JABA - The United Na­tions and African Union on Tues­day called on South Su­dan's war­ring par­ties to take con­crete steps to im­ple­ment the lat­est peace deal signed last month. Civil war in the world's youngest coun­try erupted in De­cem­ber 2013 and up­rooted 4.2 mil­lion peo­ple - roughly a third of the pop­u­la­tion. "We are look­ing for­ward to fur­ther im­prove­ment in the se­cu­rity sit­u­a­tion and other pos­i­tive sig­nals that can gen­er­ate con­fi­dence and mo­bil­i­sa­tion from the in­ter­na­tional com­mu­nity," Jean Pierre Lacroix, the UN Un­der Sec­re­tary for Peace­keep­ing Op­er­a­tions, told re­porters, wind­ing up a three­day visit.
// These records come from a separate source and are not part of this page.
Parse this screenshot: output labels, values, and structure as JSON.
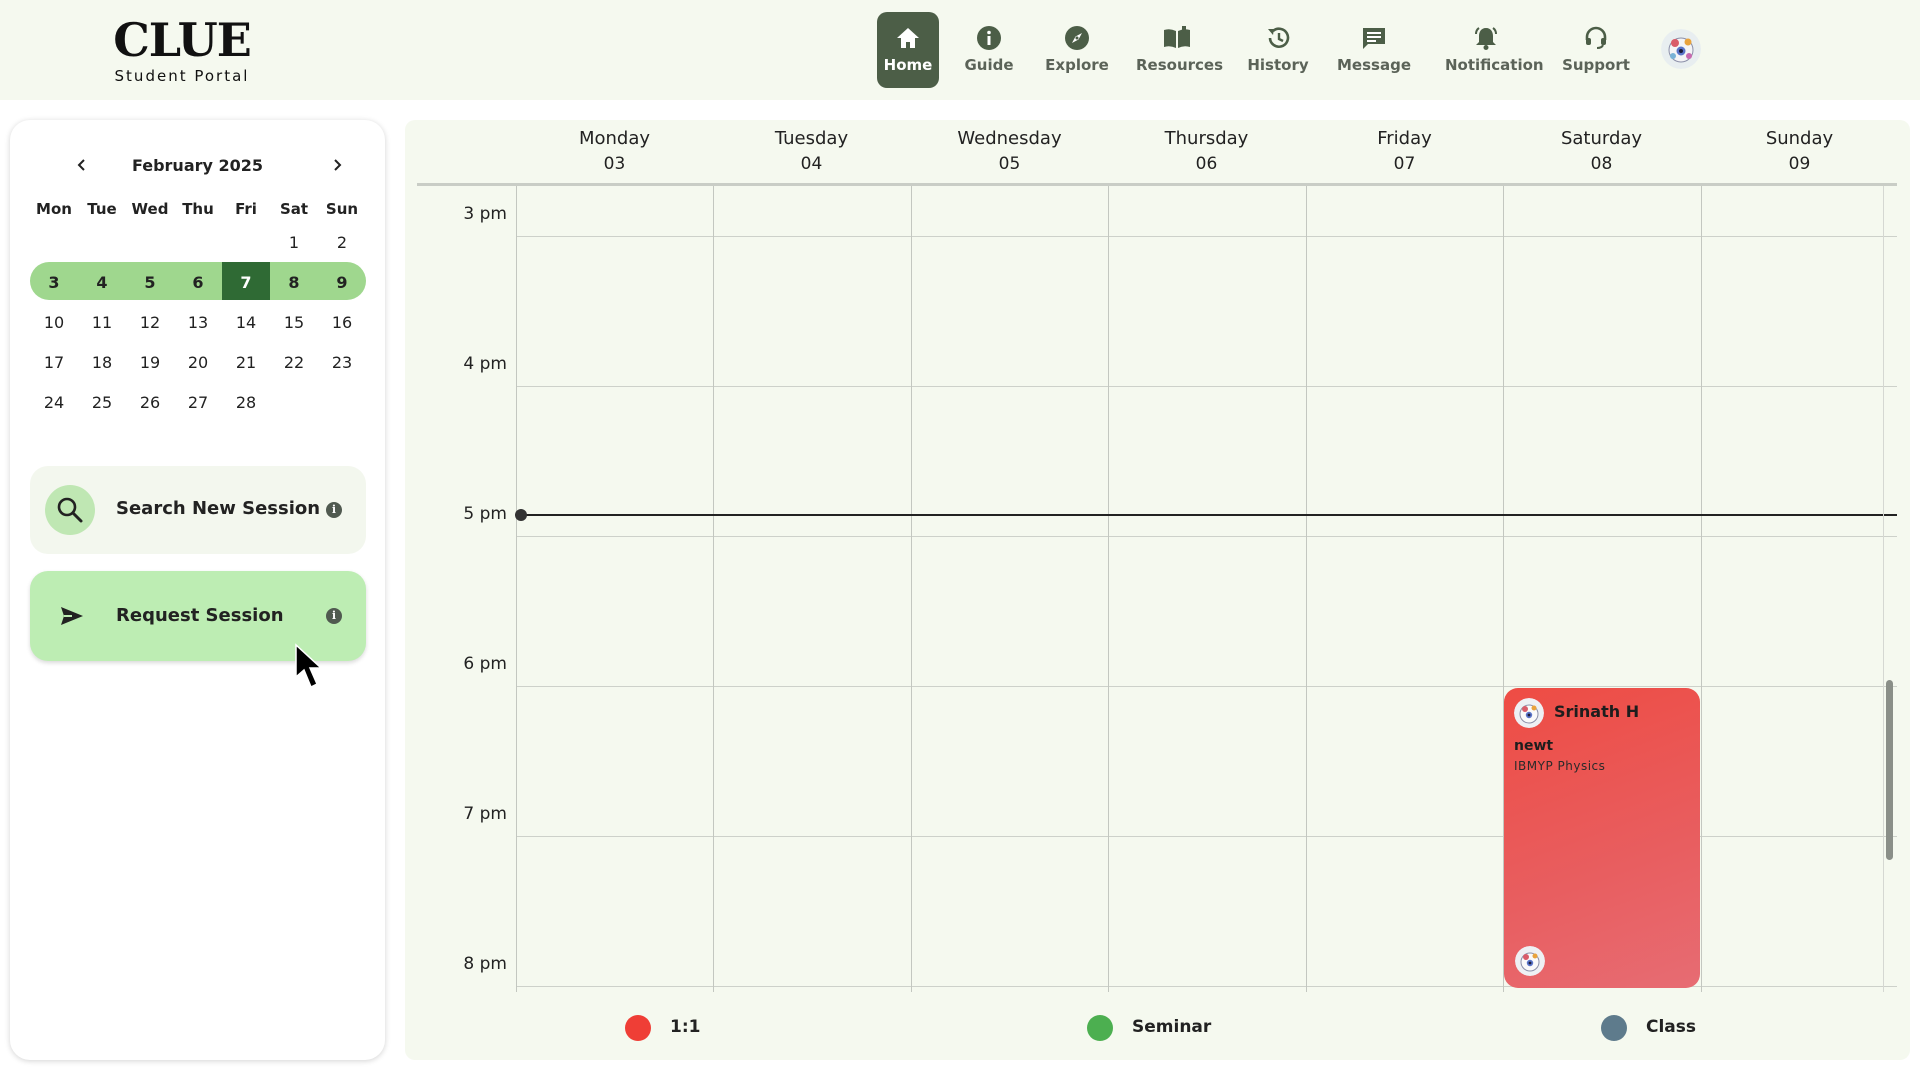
{
  "brand": {
    "title": "CLUE",
    "subtitle": "Student Portal"
  },
  "nav": {
    "items": [
      {
        "label": "Home",
        "icon": "home-icon",
        "active": true
      },
      {
        "label": "Guide",
        "icon": "info-icon"
      },
      {
        "label": "Explore",
        "icon": "compass-icon"
      },
      {
        "label": "Resources",
        "icon": "book-icon"
      },
      {
        "label": "History",
        "icon": "history-icon"
      },
      {
        "label": "Message",
        "icon": "message-icon"
      },
      {
        "label": "Notification",
        "icon": "bell-icon"
      },
      {
        "label": "Support",
        "icon": "headset-icon"
      }
    ],
    "avatar_icon": "user-avatar"
  },
  "mini_calendar": {
    "month_label": "February 2025",
    "weekday_labels": [
      "Mon",
      "Tue",
      "Wed",
      "Thu",
      "Fri",
      "Sat",
      "Sun"
    ],
    "weeks": [
      [
        "",
        "",
        "",
        "",
        "",
        "1",
        "2"
      ],
      [
        "3",
        "4",
        "5",
        "6",
        "7",
        "8",
        "9"
      ],
      [
        "10",
        "11",
        "12",
        "13",
        "14",
        "15",
        "16"
      ],
      [
        "17",
        "18",
        "19",
        "20",
        "21",
        "22",
        "23"
      ],
      [
        "24",
        "25",
        "26",
        "27",
        "28",
        "",
        ""
      ]
    ],
    "selected_week_index": 1,
    "today_label": "7"
  },
  "actions": {
    "search_label": "Search New Session",
    "request_label": "Request Session"
  },
  "week_view": {
    "days": [
      {
        "name": "Monday",
        "date": "03"
      },
      {
        "name": "Tuesday",
        "date": "04"
      },
      {
        "name": "Wednesday",
        "date": "05"
      },
      {
        "name": "Thursday",
        "date": "06"
      },
      {
        "name": "Friday",
        "date": "07"
      },
      {
        "name": "Saturday",
        "date": "08"
      },
      {
        "name": "Sunday",
        "date": "09"
      }
    ],
    "time_labels": [
      "3 pm",
      "4 pm",
      "5 pm",
      "6 pm",
      "7 pm",
      "8 pm"
    ],
    "current_time_label": "5 pm",
    "event": {
      "day": "Saturday",
      "host_name": "Srinath H",
      "title": "newt",
      "subject": "IBMYP Physics",
      "color": "#ef4a43"
    }
  },
  "legend": [
    {
      "label": "1:1",
      "color": "#ef3e36"
    },
    {
      "label": "Seminar",
      "color": "#4caf50"
    },
    {
      "label": "Class",
      "color": "#5e7b8c"
    }
  ],
  "colors": {
    "header_bg": "#f5f9ef",
    "nav_active": "#4c5e47",
    "week_highlight": "#9fd78e",
    "today_highlight": "#2f6a34",
    "request_card": "#bdedb3"
  }
}
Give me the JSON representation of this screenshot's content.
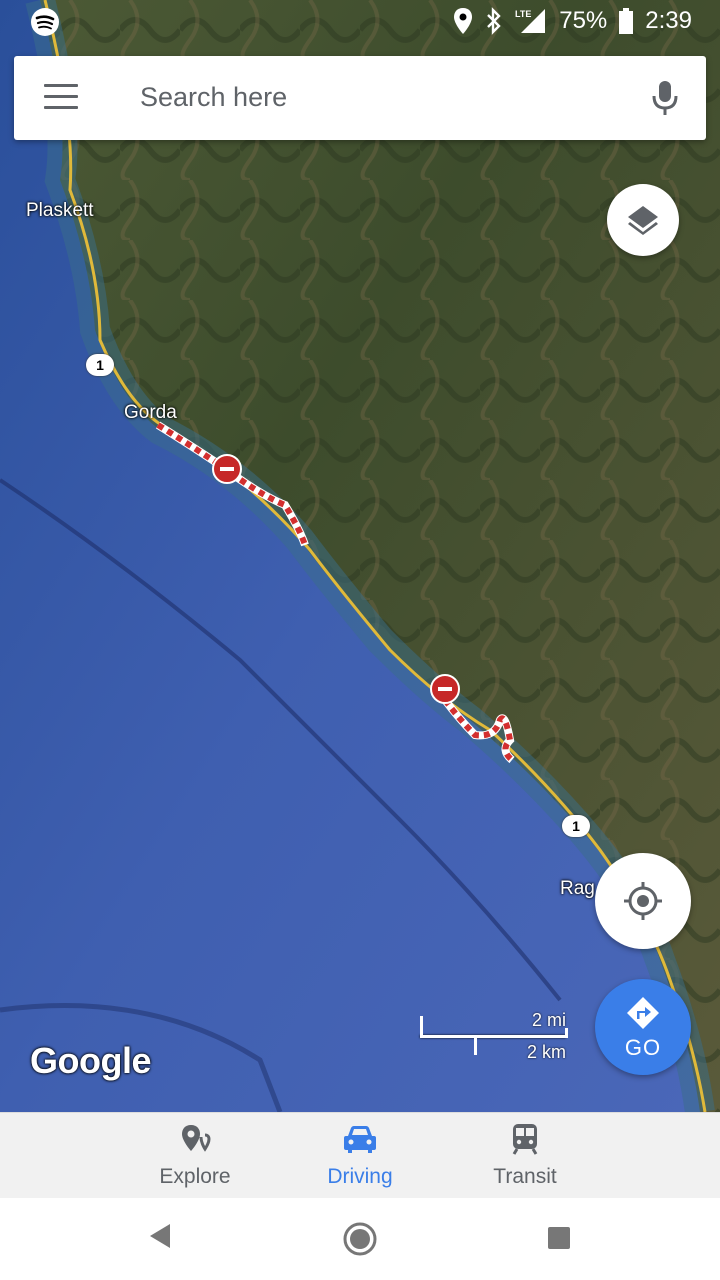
{
  "status": {
    "battery": "75%",
    "time": "2:39",
    "network": "LTE"
  },
  "search": {
    "placeholder": "Search here"
  },
  "map": {
    "labels": {
      "plaskett": "Plaskett",
      "gorda": "Gorda",
      "ragged": "Rag"
    },
    "route_shield": "1",
    "scale_mi": "2 mi",
    "scale_km": "2 km",
    "logo": "Google"
  },
  "fab": {
    "go_label": "GO"
  },
  "nav": {
    "explore": "Explore",
    "driving": "Driving",
    "transit": "Transit"
  },
  "colors": {
    "accent": "#3a7ee8",
    "closure": "#c62828"
  }
}
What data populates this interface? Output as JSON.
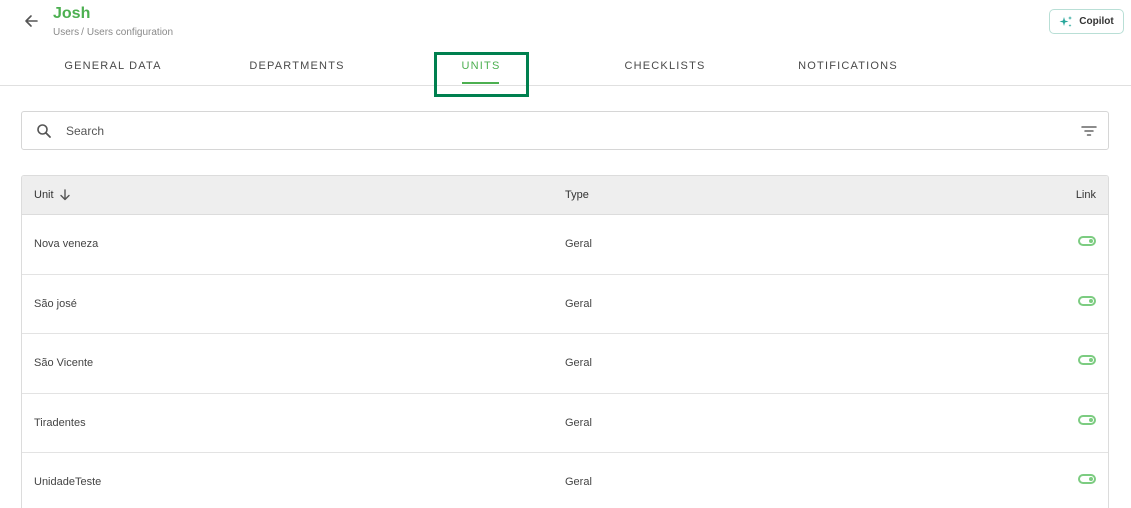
{
  "header": {
    "title": "Josh",
    "breadcrumb": [
      "Users",
      "Users configuration"
    ],
    "breadcrumb_separator": "/",
    "copilot_label": "Copilot"
  },
  "tabs": [
    {
      "label": "GENERAL DATA",
      "active": false
    },
    {
      "label": "DEPARTMENTS",
      "active": false
    },
    {
      "label": "UNITS",
      "active": true
    },
    {
      "label": "CHECKLISTS",
      "active": false
    },
    {
      "label": "NOTIFICATIONS",
      "active": false
    }
  ],
  "search": {
    "placeholder": "Search",
    "value": ""
  },
  "table": {
    "columns": {
      "unit": "Unit",
      "type": "Type",
      "link": "Link"
    },
    "sort": {
      "column": "unit",
      "direction": "descending"
    },
    "rows": [
      {
        "unit": "Nova veneza",
        "type": "Geral",
        "linked": true
      },
      {
        "unit": "São josé",
        "type": "Geral",
        "linked": true
      },
      {
        "unit": "São Vicente",
        "type": "Geral",
        "linked": true
      },
      {
        "unit": "Tiradentes",
        "type": "Geral",
        "linked": true
      },
      {
        "unit": "UnidadeTeste",
        "type": "Geral",
        "linked": true
      }
    ]
  },
  "colors": {
    "accent": "#4caf50",
    "highlight_border": "#00804f",
    "toggle_on": "#7ccc81"
  },
  "icons": {
    "back": "arrow-left-icon",
    "copilot": "sparkle-icon",
    "search": "search-icon",
    "filter": "filter-icon",
    "sort": "arrow-down-icon",
    "link_toggle": "toggle-icon"
  }
}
Lacroix vis­ited the coun­try with the African Union Com­mis­sioner for Peace, Smail Cher­gui. He went to UN-run camps for the dis­placed in Ben­tiu host­ing 114, 000 peo­ple. South Su­dan's war­ring sides signed a per­ma­nent peace agree­ment on Septem­ber 12. A US-funded sur­vey re­leased re­cently es­ti­mated that nearly 400, 000 peo­ple have been killed in the con­flict. "The part­ners of South Su­dan are keen to see a few things ma­te­ri­alise par­tic­u­larly the full ces­sa­tion of hos­til­i­ties. Par­ties them­selves (need to) take the lead in ad­vanc­ing the peace process," Lacroix said. The African Union's Cher­gui is­sued a vague warn­ing. "Let's just take note to­day that ev­ery­body wants to im­ple­ment that agree­ment faith­fully and we will hold ac­count­able any­one go­ing the other road," he said. South Su­dan broke away from Su­dan in 2011 af­ter a long and bloody in­de­pen­dence strug­gle. But just two years later, war broke out, trig­ger­ing a se­vere hu­man­i­tar­ian cri­sis. A strug­gle for power be­tween Pres­i­dent Salva Kiir, a mem­ber of the Dinka tribe, and rebel leader and former vice pres­i­dent Riek Machar, a Nuer, meant the con­flict quickly took on an eth­nic char­ac­ter with civil­ians sub­jected to mas­sacres and widespread rape by forces on both sides. Un­der the new peace deal, Kiir re­mains pres­i­dent while Machar wins back his old post of deputy.